Lignin is a second most general polymer application material next to cellulose in the nature at present, and is also waste generated in the paper industry, wherein only 5% of lignin is recycled, and most lignin is directly burnt or directly discharged into the environment, so that resources are wasted and environmental pollution is caused. Lignin has excellent properties such as degradability and regenerability, can be modified, improves the performance and has important significance in developing the application.
The metal organic framework material is a porous material and takes metal ions or metal clusters as the center, and is a periodic network structure formed by self-assembly with organic ligands through coordination. Because the porous ceramic material has the characteristics of high specific surface area, high porosity, uniform pore size distribution, various and adjustable structure compositions, multiple special metal saturated or unsaturated active sites and the like, the porous ceramic material can be widely applied to the fields of adsorption separation, catalysis and the like. While UiO-66 is a first generation zirconium-based MOF consisting of Zr 6 O 4 (OH) 4 The octahedron assembled with terephthalic acid has ultrahigh specific surface area and water and heat stability, and is one of the most potential MOFs.
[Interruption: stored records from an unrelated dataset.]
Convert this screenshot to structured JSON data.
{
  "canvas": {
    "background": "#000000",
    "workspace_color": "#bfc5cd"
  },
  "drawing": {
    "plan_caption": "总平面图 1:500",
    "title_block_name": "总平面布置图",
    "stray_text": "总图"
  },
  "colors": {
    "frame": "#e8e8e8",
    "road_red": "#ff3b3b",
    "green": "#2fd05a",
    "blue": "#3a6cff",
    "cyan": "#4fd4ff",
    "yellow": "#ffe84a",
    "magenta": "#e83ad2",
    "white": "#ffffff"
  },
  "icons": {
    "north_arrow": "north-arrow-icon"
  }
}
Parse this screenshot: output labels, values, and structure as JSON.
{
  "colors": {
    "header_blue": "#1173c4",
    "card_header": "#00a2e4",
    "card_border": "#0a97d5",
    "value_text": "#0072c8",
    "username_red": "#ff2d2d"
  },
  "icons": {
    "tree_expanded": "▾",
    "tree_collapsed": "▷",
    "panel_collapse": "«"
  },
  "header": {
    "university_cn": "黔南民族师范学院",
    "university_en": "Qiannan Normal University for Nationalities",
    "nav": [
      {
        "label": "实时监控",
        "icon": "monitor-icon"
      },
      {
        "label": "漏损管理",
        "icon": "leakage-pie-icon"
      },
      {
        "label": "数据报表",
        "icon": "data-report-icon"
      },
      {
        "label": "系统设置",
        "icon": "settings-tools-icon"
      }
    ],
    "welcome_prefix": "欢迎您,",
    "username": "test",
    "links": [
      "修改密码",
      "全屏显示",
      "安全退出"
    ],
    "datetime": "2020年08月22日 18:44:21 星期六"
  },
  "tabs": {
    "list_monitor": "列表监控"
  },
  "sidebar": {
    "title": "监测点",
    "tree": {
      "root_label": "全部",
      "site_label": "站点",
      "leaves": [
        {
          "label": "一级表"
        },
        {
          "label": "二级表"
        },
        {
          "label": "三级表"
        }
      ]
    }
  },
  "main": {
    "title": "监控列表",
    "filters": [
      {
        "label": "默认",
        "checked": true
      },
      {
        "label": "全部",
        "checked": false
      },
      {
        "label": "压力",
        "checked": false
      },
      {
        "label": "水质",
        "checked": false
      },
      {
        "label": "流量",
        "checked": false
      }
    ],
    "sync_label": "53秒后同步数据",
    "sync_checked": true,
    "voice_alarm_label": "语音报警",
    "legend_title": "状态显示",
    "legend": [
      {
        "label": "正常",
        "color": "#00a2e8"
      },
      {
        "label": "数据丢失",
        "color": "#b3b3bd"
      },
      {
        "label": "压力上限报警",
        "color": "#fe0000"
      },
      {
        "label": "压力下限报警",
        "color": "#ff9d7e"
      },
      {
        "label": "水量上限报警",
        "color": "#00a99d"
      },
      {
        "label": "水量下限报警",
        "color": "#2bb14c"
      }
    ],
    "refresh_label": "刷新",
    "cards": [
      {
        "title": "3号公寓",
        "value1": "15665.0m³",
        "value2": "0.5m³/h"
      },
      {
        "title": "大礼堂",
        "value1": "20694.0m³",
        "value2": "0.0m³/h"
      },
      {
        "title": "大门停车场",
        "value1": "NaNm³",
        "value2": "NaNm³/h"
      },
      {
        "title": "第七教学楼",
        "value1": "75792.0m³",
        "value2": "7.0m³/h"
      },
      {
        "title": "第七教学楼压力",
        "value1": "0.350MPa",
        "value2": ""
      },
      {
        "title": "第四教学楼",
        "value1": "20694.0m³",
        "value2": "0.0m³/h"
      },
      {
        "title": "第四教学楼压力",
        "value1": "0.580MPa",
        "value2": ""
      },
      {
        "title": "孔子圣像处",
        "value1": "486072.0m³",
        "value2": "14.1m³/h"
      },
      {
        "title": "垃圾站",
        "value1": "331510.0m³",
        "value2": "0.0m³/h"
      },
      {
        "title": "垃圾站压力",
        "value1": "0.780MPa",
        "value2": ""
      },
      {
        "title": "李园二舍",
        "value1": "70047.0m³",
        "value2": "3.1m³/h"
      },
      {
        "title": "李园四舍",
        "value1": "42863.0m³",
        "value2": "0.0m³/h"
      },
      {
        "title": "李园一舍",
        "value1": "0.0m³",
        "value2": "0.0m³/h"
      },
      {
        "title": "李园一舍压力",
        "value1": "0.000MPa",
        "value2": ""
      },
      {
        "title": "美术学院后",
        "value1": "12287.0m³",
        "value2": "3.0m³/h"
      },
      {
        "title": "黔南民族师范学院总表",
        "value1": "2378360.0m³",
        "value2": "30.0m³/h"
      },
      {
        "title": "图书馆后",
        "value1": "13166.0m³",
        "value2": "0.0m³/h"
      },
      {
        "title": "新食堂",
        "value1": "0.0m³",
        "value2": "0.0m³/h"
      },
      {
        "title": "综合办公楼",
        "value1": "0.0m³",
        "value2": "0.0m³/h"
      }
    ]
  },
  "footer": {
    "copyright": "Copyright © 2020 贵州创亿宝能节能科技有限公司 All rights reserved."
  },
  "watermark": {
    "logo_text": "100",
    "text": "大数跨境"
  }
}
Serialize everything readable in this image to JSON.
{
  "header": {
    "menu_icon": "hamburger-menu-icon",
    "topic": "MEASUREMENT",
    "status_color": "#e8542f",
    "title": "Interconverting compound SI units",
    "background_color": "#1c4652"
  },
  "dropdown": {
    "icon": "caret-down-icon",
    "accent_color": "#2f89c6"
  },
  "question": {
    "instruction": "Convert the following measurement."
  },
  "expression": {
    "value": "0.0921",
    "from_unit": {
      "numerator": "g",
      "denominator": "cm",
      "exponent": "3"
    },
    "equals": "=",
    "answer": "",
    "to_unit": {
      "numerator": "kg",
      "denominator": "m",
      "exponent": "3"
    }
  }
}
Therefore, the modification of the UIO-66 and the reaction with lignin have a certain prospect.
Disclosure of Invention
The lignin-based metal organic complex prepared by using lignin as a raw material through a simple preparation method has excellent adsorption capacity on methyl orange and methyl orange/methylene blue mixed solution in wastewater.
In order to solve the technical problems, the invention provides a lignin-based metal organic complex, which has the structural formula:
wherein, R is selected from the group consisting of-OCH 3 or-OH.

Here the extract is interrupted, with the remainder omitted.